Maria: Definitely, although I get tired of us being labelled mainly as a shoegaze band because I listen to so much other music as well. If a song has some kind of melancholy than I know I will enjoy it fully. I've never been influenced by any one specific genre. I'm influenced by sounds. I guess that would have come via Loveless, obviously, because up to then I'd only really listen to Radio One. I remember buying that record and playing it for the first time. I really froze on the spot. I don't know why but it was just so beautiful. It was a very important record for me in terms of discovering new sounds, new ways of making music. That was definitely a turning point. I guess Hearts sounds more shoegaze orientated as an album than it does when played live. Maybe that was down to Loveless, I don't know? The impact that record had on me kind of meant I had to get a similar kind of record out of my system first, maybe?
DiS: Now the band are playing more live shows, will there be a full tour, hopefully with some UK dates to coincide with the second record?
Maria: I hope so. We'll do everything we possibly can to make that happen.
DiS: Are there any other bands or artists in Stockholm you think we should be focusing on?
Maria: Yeah, Loney Dear for starters. Also Faye.
DiS: Finally, being as we're at a festival, if you could choose any three artists past or present to headline your own three-day event, who would it be?

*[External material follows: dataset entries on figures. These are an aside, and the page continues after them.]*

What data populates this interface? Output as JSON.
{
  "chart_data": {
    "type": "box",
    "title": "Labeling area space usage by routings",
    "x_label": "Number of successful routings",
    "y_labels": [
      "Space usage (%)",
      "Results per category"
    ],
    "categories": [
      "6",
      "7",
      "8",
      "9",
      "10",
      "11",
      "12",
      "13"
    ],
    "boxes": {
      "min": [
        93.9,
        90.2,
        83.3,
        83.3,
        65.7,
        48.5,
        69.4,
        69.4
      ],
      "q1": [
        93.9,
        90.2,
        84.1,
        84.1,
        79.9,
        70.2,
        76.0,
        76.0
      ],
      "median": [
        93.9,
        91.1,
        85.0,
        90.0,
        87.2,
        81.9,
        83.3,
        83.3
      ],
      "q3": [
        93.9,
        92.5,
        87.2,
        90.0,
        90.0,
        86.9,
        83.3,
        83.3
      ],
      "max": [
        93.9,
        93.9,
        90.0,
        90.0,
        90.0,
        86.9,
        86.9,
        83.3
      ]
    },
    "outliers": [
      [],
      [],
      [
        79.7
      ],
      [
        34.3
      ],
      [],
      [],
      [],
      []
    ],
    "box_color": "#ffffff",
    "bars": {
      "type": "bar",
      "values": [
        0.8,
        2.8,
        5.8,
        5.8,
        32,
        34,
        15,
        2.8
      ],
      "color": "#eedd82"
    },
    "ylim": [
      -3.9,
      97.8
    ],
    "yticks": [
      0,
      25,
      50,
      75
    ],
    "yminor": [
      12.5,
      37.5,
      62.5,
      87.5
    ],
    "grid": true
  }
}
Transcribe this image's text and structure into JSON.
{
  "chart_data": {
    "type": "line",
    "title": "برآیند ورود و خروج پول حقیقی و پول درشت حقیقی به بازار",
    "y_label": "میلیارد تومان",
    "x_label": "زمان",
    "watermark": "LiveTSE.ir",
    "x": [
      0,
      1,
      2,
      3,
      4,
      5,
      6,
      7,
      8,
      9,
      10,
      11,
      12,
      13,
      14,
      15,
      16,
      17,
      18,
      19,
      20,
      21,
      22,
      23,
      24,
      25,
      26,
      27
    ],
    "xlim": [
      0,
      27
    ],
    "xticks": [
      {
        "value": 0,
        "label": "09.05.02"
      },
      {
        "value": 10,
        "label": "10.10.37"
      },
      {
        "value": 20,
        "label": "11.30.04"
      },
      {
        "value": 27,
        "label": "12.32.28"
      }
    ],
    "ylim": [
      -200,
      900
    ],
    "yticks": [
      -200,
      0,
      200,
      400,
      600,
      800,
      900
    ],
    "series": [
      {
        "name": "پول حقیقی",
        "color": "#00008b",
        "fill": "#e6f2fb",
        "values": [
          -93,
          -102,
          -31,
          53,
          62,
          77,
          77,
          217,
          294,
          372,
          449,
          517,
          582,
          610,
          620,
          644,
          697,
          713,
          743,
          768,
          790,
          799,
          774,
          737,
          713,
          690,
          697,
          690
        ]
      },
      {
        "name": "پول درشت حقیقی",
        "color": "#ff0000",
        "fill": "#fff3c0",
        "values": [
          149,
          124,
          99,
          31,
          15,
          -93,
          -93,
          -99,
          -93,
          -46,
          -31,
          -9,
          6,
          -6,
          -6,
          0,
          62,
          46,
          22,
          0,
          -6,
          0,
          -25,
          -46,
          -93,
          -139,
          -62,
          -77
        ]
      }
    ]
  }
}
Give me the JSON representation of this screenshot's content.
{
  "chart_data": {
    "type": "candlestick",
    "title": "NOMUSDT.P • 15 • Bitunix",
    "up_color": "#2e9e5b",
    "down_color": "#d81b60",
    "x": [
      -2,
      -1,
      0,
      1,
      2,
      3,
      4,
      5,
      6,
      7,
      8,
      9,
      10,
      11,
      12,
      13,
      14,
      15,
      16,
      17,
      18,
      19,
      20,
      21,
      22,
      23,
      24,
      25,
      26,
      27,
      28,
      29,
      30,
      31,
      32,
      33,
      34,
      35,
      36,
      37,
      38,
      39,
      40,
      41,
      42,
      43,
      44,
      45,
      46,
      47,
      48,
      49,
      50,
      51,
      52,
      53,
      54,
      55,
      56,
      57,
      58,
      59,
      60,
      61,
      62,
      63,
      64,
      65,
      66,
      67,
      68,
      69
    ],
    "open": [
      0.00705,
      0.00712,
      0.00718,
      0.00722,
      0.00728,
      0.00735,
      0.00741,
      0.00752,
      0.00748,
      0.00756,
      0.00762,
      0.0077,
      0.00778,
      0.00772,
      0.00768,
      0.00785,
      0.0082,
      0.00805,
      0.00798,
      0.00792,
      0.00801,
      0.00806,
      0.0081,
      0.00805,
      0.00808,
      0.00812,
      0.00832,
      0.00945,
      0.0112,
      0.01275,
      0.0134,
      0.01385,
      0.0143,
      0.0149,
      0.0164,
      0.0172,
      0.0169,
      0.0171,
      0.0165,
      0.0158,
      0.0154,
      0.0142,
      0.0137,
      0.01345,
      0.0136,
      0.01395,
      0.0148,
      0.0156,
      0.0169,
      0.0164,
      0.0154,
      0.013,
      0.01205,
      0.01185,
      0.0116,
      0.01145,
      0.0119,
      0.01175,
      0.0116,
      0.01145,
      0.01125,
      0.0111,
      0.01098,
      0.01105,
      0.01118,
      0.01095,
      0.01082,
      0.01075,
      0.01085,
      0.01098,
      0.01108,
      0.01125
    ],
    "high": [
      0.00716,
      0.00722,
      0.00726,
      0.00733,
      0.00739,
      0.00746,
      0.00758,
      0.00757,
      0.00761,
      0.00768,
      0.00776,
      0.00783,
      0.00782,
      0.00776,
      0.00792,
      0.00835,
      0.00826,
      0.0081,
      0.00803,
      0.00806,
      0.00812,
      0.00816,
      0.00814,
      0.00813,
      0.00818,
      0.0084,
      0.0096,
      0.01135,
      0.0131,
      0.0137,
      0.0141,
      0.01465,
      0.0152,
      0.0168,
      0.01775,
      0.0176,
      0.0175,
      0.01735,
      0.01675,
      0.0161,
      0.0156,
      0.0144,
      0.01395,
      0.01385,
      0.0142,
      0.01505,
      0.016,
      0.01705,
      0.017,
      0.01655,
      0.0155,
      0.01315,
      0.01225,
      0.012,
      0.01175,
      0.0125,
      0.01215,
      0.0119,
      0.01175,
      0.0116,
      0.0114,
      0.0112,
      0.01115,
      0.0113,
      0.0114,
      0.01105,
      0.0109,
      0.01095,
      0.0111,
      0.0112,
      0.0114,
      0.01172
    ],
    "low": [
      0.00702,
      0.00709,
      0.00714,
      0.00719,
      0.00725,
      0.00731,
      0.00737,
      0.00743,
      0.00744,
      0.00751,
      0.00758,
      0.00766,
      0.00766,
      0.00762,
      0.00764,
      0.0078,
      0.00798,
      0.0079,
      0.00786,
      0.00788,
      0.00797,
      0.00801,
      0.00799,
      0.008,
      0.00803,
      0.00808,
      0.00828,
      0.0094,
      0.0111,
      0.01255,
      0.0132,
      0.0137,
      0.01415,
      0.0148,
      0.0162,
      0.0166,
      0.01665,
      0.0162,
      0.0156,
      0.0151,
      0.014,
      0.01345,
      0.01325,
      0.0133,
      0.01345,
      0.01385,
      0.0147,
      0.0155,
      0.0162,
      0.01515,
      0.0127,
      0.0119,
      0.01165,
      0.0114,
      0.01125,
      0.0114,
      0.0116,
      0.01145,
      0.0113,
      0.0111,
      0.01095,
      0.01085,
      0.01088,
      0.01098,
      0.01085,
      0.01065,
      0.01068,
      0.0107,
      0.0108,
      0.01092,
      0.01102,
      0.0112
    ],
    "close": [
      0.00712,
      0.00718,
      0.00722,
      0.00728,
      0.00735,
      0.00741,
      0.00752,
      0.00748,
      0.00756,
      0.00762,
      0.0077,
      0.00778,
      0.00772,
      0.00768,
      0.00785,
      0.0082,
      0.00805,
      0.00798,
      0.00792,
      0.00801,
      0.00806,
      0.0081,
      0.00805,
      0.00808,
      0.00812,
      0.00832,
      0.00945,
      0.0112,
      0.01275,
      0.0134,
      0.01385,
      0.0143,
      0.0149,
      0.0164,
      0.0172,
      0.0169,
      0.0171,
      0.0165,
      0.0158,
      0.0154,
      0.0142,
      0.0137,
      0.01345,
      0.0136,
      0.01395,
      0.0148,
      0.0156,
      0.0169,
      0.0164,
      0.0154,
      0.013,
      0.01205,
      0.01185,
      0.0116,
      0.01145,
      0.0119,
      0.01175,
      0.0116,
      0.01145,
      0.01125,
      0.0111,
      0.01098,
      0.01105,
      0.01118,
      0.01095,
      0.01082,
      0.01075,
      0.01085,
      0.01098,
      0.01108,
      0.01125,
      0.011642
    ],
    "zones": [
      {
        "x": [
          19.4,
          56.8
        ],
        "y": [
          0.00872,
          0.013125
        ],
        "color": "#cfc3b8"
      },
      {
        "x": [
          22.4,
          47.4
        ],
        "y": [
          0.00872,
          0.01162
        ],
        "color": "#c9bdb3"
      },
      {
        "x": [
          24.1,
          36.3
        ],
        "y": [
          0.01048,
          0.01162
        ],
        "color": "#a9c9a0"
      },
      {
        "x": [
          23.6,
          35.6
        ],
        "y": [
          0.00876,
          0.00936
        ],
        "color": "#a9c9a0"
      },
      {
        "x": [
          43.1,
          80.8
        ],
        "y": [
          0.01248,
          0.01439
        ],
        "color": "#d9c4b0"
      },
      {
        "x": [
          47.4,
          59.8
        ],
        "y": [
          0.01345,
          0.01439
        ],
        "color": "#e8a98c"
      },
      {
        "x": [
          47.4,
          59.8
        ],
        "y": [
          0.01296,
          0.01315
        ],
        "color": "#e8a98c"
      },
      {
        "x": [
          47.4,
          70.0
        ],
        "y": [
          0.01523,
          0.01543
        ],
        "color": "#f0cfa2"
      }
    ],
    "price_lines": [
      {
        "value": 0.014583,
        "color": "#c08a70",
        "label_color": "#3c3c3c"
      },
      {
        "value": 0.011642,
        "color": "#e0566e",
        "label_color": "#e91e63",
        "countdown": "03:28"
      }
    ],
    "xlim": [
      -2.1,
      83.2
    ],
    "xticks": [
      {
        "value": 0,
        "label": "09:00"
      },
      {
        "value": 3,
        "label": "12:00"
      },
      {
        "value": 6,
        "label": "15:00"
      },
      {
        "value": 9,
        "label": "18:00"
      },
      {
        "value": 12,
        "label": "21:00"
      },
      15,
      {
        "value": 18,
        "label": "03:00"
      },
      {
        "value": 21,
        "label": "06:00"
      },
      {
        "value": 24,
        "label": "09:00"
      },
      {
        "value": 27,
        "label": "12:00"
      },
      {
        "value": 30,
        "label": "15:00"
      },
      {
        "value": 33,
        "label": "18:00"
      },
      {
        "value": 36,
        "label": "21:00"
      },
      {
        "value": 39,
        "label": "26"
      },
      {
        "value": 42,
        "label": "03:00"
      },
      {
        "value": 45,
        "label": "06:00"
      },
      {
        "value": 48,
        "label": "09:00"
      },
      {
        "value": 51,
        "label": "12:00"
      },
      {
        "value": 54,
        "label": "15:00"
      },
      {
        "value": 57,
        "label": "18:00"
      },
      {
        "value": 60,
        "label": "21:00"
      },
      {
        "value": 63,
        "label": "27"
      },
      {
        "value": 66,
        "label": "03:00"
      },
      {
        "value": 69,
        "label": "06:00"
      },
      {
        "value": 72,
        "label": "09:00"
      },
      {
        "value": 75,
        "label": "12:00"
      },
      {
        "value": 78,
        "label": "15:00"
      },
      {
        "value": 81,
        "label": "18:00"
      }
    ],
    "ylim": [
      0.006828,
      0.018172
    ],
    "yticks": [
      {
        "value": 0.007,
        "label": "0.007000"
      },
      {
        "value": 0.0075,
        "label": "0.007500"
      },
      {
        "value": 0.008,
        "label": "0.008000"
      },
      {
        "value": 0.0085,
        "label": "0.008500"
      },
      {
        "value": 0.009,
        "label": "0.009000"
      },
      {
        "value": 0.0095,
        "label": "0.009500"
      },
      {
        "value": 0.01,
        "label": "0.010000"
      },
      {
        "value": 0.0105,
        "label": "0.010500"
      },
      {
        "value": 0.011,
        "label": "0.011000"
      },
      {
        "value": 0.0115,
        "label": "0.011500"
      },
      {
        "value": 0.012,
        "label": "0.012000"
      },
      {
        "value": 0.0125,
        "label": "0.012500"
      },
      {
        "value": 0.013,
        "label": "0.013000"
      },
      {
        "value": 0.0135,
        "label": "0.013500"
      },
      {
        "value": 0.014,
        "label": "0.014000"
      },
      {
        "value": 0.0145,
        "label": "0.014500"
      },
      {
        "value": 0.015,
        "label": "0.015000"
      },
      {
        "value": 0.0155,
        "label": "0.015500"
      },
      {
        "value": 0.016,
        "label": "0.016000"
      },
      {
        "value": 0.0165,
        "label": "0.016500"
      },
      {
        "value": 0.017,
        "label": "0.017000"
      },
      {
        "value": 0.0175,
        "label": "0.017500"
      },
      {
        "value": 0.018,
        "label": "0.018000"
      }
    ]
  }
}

Maria: Three? Oh that's so difficult! This will take forever for me to answer! I would like to see Suicide headlining one of the days. There are so many bands that are great. Sonic Youth and My Bloody Valentine as well maybe, but then I'd have them both playing on the same day, so only one can headline! John Maus maybe? This is actually quite stressful! I'd have a rock day actually with Guns'n'Roses and Judas Priest. There, that's three I think!
The album Hearts is available now on Bella Union.